The Ontario liquid cremation debate

Since February 2018 there has been a moratorium on the installation and licensing of liquid cremation, also known as alkaline hydrolysis or water cremation, in the Canadian province of Ontario.  At this point in time, according to this article from the Ottawa Citizen, the Wartman Funeral Home of Kingston is the only facility in the province licensed to cremate bodies using alkaline hydrolysis.  They operate a “high temperature” alkaline hydrolysis method of the procedure.

However, again according to the article, there are other funeral homes who are eager to see the moratorium lifted and offer the process to their clientele.  Andre Pilon of the Pilon Family Funeral Home already owns a machine but is still waiting on a license to use it.  He is quoted in the article, “People love the concept.  So, it is frustrating.  This has been accepted in many other states and provinces.”

As it turns out, it was accepted in Ontario for some time.  However, something I did not know was that there are high temperature alkaline hydrolysis machines and there are machines that operate under low temperatures.  The article points out that high temperature machines have been endorsed by the World Health Organization and are recognized as an acceptable method for the disinfection and disposal of human remains.  According to the article they work by heating under pressure at temperatures up to 300 degrees F (150 degrees C).

What has caused the moratorium by the province of Ontario is a report from Public Health Ontario that “the low-temperature version of the alkaline hydrolysis machines show no scientific evidence that establishes that they destroy human prions – proteins that can transmit neurodegenerative diseases such as Creutzfeldt-Jakob disease.”  According to the report, “More research on low-temperature alkaline hydrolysis is required before its effectiveness at disinfecting human tissues can be confirmed.”  Lower temperature machines may only heat to about 208 degrees F (100 degrees C), but generally heat for a longer time period.

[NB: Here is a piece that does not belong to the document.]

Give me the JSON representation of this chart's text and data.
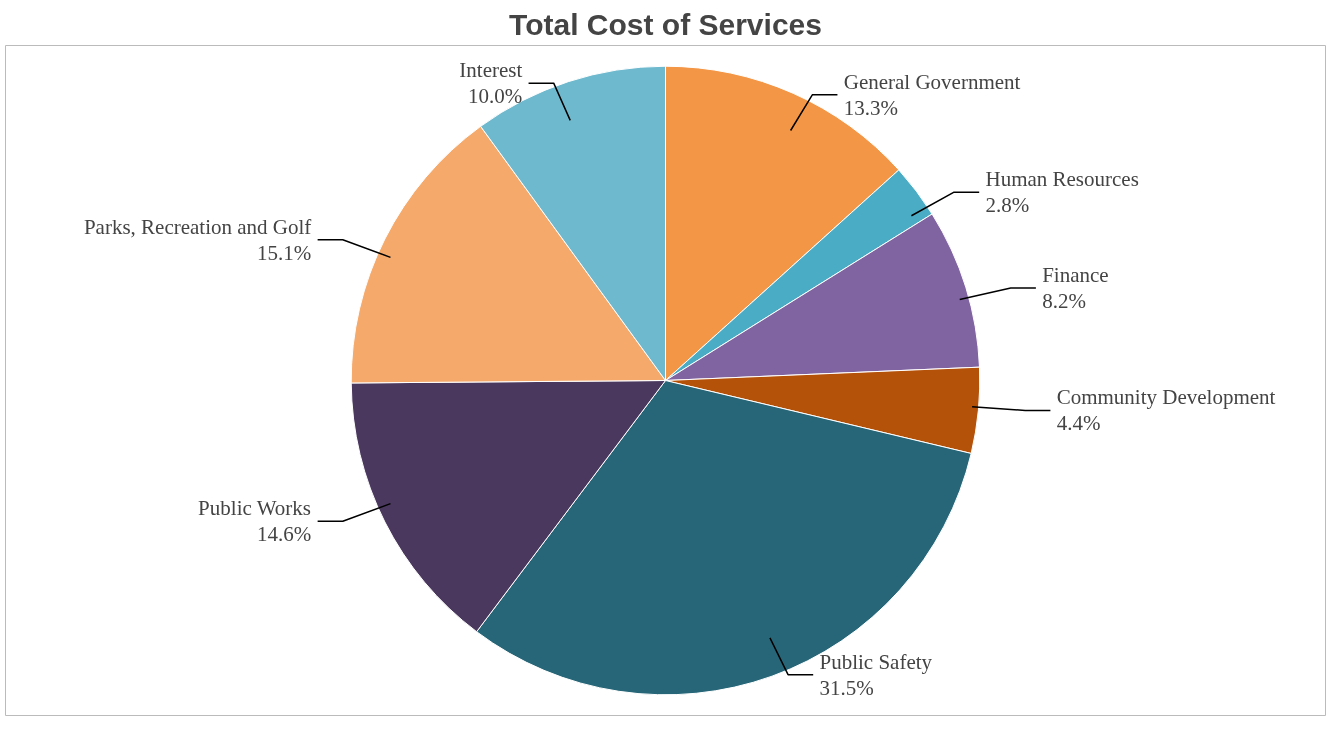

Ontario Registrar Carey Smith of Public Health Ontario is quoted in the article, “We have concerns that it does not effectively kill prions — that is the issue.”  The moratorium is set to continue until the authority conducts a full review of the technology.  Smith continued, “. . .at the end of the day, this is a public safety issue: We have to be assured it’s safe; we have to be assured that everyone is OK with it going into the waste water system.”

The report by Public Health Ontario has been entered into the evidence in a court case between the health authorities in Ontario and a funeral home that used low-temperature alkaline hydrolysis.  That funeral home’s license was suspended last year, and remains suspended, and this referenced court case may very well determine the fate of alkaline hydrolysis in Canada.